Romantic accounts say that Elizabeth was discovered with her head resting on a Bible which her father had given her during their last meeting. It was this story that the Victorian artist Cope recorded in his picture “The Royal Prisoners.” The picture in this blog was accessed from http://www.bbc.co.uk/arts/yourpaintings/paintings/the-royal-prisoners-16672 (14th July 2015 at 20:01). In the image Prince Henry and a guard discover the dead princess with her head on the open Bible and a miniature of her father in her hands. Her learning is signified by the books around her and her love of music in the lute that is also pictured. The open bird-cage is symbolic of the flight of Elizabeth’s soul. Henry’s hands are clutched in those of the guard who has dropped his still smouldering pipe. Parliament quickly buried the princess in the parish church of Newport in a largely unmarked grave. She was rediscovered in 1793 during building works and was reburied with a plaque to mark her resting place. Prince Henry was finally released into the care of his family in 1652.
That might have been the end of it but in the next century Queen Victoria was horrified to discover that her distant relation had not received a burial befitting to a princess. The princess was disinterred from her resting place in St Thomas’s Church and a suitable monument erected. Whilst building work was being completed the mortal remains of the princess were kept in a locked shed. A local Doctor- Ernest Wilkins- decided that the skeleton should be examined in the interests of science. He deduced that the princess suffered from rickets and having made his research departed from the shed with a rib and some of the princess’ hair which shortly, to the horror of the citizens of Newport, found themselves on public display in a curio shop owned by a certain Mr. Ledicot according to the June edition of The Isle of Wight Life.

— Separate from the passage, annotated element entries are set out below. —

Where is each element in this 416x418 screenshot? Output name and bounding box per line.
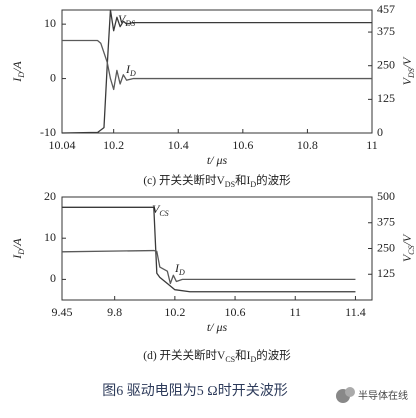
y-axis-label: ID/A <box>10 61 27 83</box>
y-tick-label: 20 <box>44 189 56 203</box>
y2-tick-label: 125 <box>377 91 395 105</box>
y2-axis-label: VCS/V <box>400 233 416 262</box>
y2-axis-label-part: V <box>400 253 414 262</box>
series-label: ID <box>174 261 185 278</box>
plot-frame <box>61 9 373 134</box>
chart-caption-part: 和I <box>235 349 250 362</box>
series-line <box>62 39 372 91</box>
series-line <box>61 9 372 134</box>
series-label-part: D <box>129 69 136 78</box>
series-label-part: I <box>174 261 180 275</box>
x-tick-label: 10.8 <box>297 138 318 152</box>
y-tick-label: 0 <box>50 271 56 285</box>
chart-caption-part: D <box>250 180 256 189</box>
y2-tick-label: 457 <box>377 2 395 16</box>
figure-caption: 图6 驱动电阻为5 Ω时开关波形 <box>102 383 287 399</box>
y-tick-label: 10 <box>44 16 56 30</box>
y2-tick-label: 250 <box>377 57 395 71</box>
x-tick-label: 10.2 <box>164 305 185 319</box>
x-axis-label: t/ μs <box>207 153 228 167</box>
series-label-part: DS <box>124 19 135 28</box>
watermark-icon <box>336 387 355 403</box>
y2-axis-label-part: /V <box>400 233 414 246</box>
y2-tick-label: 250 <box>377 240 395 254</box>
chart-caption-part: 和I <box>235 174 250 187</box>
chart-caption-part: (c) 开关关断时V <box>143 173 225 187</box>
x-tick-label: 11.4 <box>345 305 366 319</box>
y-axis-label-part: I <box>10 77 24 83</box>
chart-caption-part: CS <box>225 355 235 364</box>
y-tick-label: -10 <box>40 125 56 139</box>
series-label: VDS <box>118 12 135 29</box>
series-label: ID <box>125 62 136 79</box>
series-line <box>61 249 356 285</box>
chart-caption-part: 的波形 <box>256 173 291 187</box>
y-axis-label-part: I <box>10 254 24 260</box>
chart-caption-part: (d) 开关关断时V <box>143 348 226 362</box>
y-axis-label-part: /A <box>10 238 24 250</box>
series-label-part: CS <box>159 209 168 218</box>
y2-axis-label-part: DS <box>407 68 416 79</box>
x-tick-label: 10.04 <box>49 138 76 152</box>
y-tick-label: 10 <box>44 230 56 244</box>
chart-caption-part: 的波形 <box>256 348 291 362</box>
x-tick-label: 10.4 <box>168 138 189 152</box>
y2-tick-label: 375 <box>377 215 395 229</box>
chart-caption-part: D <box>250 355 256 364</box>
y-axis-label: ID/A <box>10 238 27 260</box>
chart-caption-part: DS <box>225 180 235 189</box>
x-axis-label: t/ μs <box>207 320 228 334</box>
series-label-part: D <box>178 268 185 277</box>
x-tick-label: 11 <box>289 305 301 319</box>
x-tick-label: 10.2 <box>103 138 124 152</box>
y2-tick-label: 0 <box>377 125 383 139</box>
x-tick-label: 10.6 <box>232 138 253 152</box>
x-tick-label: 10.6 <box>225 305 246 319</box>
series-label-part: V <box>152 202 161 216</box>
chart-caption: (d) 开关关断时VCS和ID的波形 <box>143 348 291 365</box>
y2-axis-label: VDS/V <box>400 56 416 85</box>
series-label-part: V <box>118 12 127 26</box>
series-line <box>62 206 356 293</box>
plot-frame <box>61 196 373 301</box>
y-axis-label-part: /A <box>10 61 24 73</box>
y-axis-label-part: D <box>17 249 26 256</box>
y2-axis-label-part: /V <box>400 56 414 69</box>
x-tick-label: 11 <box>366 138 378 152</box>
series-label-part: I <box>125 62 131 76</box>
y2-tick-label: 125 <box>377 266 395 280</box>
x-tick-label: 9.45 <box>52 305 73 319</box>
watermark: 半导体在线 <box>358 389 408 402</box>
y-axis-label-part: D <box>17 72 26 79</box>
y2-axis-label-part: V <box>400 76 414 85</box>
y2-tick-label: 375 <box>377 24 395 38</box>
chart-caption: (c) 开关关断时VDS和ID的波形 <box>143 173 291 190</box>
y2-tick-label: 500 <box>377 189 395 203</box>
y2-axis-label-part: CS <box>407 245 416 254</box>
x-tick-label: 9.8 <box>107 305 122 319</box>
series-label: VCS <box>152 202 169 219</box>
y-tick-label: 0 <box>50 70 56 84</box>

Ledicot refused to remove them from public display despite a deputation asking him to think of propriety. He changed his mind rather rapidly when he received a visit from a distinctly unamused Queen Victoria and Princess Beatrice who took the grisly artefacts no doubt amid much bowing and scraping. The rib was returned to Elizabeth’s grave but Victoria kept Elizabeth’s faded locks of hair, which can be seen in the Carisbrook Castle museum.